Benedict Evans says machine learning will enable more than just object recognition. Computers will use real-world data to "learn" how to understand context.
AI is quickly expanding across various industries, and a number of machine learning startups are developing image recognition solutions across the e-commerce (search), healthcare (imaging & diagnostics), and auto tech (autonomous vehicles) spaces.

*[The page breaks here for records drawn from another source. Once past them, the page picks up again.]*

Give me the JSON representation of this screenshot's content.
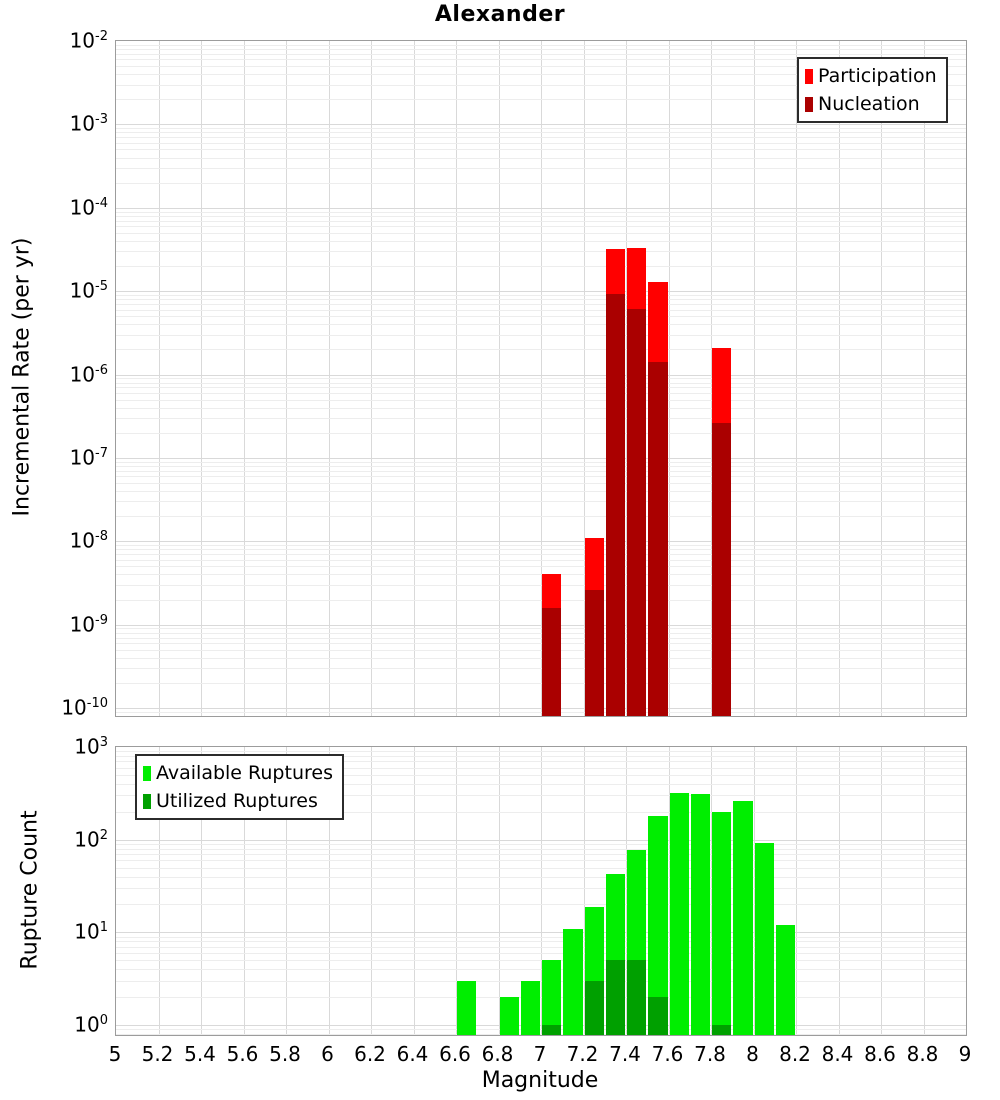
{
  "title": "Alexander",
  "x_axis": {
    "label": "Magnitude",
    "tick_labels": [
      "5",
      "5.2",
      "5.4",
      "5.6",
      "5.8",
      "6",
      "6.2",
      "6.4",
      "6.6",
      "6.8",
      "7",
      "7.2",
      "7.4",
      "7.6",
      "7.8",
      "8",
      "8.2",
      "8.4",
      "8.6",
      "8.8",
      "9"
    ]
  },
  "top_panel": {
    "ylabel": "Incremental Rate (per yr)",
    "ytick_exponents": [
      "-2",
      "-3",
      "-4",
      "-5",
      "-6",
      "-7",
      "-8",
      "-9",
      "-10"
    ],
    "legend_position": "top-right"
  },
  "bottom_panel": {
    "ylabel": "Rupture Count",
    "ytick_exponents": [
      "3",
      "2",
      "1",
      "0"
    ],
    "legend_position": "top-left"
  },
  "colors": {
    "participation": "#FF0000",
    "nucleation": "#AA0000",
    "available": "#00EE00",
    "utilized": "#00A000",
    "grid_major": "#d9d9d9",
    "grid_minor": "#ededed",
    "frame": "#9c9c9c"
  },
  "chart_data": [
    {
      "type": "bar",
      "title": "Alexander",
      "xlabel": "Magnitude",
      "ylabel": "Incremental Rate (per yr)",
      "xlim": [
        5,
        9
      ],
      "ylim": [
        8e-11,
        0.01
      ],
      "yscale": "log",
      "grid": true,
      "legend_position": "top-right",
      "bin_width": 0.1,
      "bin_centers": [
        7.05,
        7.25,
        7.35,
        7.45,
        7.55,
        7.85
      ],
      "series": [
        {
          "name": "Participation",
          "color": "#FF0000",
          "values": [
            4.1e-09,
            1.1e-08,
            3.2e-05,
            3.3e-05,
            1.3e-05,
            2.1e-06
          ]
        },
        {
          "name": "Nucleation",
          "color": "#AA0000",
          "values": [
            1.6e-09,
            2.6e-09,
            9.2e-06,
            6.1e-06,
            1.4e-06,
            2.6e-07
          ]
        }
      ]
    },
    {
      "type": "bar",
      "xlabel": "Magnitude",
      "ylabel": "Rupture Count",
      "xlim": [
        5,
        9
      ],
      "ylim": [
        0.8,
        1000
      ],
      "yscale": "log",
      "grid": true,
      "legend_position": "top-left",
      "bin_width": 0.1,
      "bin_centers": [
        6.65,
        6.85,
        6.95,
        7.05,
        7.15,
        7.25,
        7.35,
        7.45,
        7.55,
        7.65,
        7.75,
        7.85,
        7.95,
        8.05,
        8.15
      ],
      "series": [
        {
          "name": "Available Ruptures",
          "color": "#00EE00",
          "values": [
            3,
            2,
            3,
            5,
            11,
            19,
            43,
            78,
            180,
            320,
            310,
            200,
            260,
            92,
            12
          ]
        },
        {
          "name": "Utilized Ruptures",
          "color": "#00A000",
          "values": [
            null,
            null,
            null,
            1,
            null,
            3,
            5,
            5,
            2,
            null,
            null,
            1,
            null,
            null,
            null
          ]
        }
      ]
    }
  ]
}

While still in its initial stages, Benedict Evans believes “image recognition will be the biggest thing in the tech industry.”
Presenting at the A-Ha! conference in San Francisco, Evans dug into machine learning and the shift in the ways machines operate. He pointed out that every previous wave of automation was based on a pre-defined set of codes, but with machine learning, the computer is “[learning] rules for itself” and writing its own code.
The rapid adoption of machine learning in the past few years — fueled by computing power and access to massive amounts of data — has already improved image recognition accuracy.
According to findings from the annual ImageNet Challenge, Evans pointed out that the error rate for machine-fueled image recognition has dropped below that of humans.
He went on to explain that image recognition would move beyond the simple identification of objects. In the future, computers will be able to identify relationships between objects in a given scene, and describe a story that is being told.
Furthermore, it will give us access to new data from images, and even videos, that might not have been accessible before.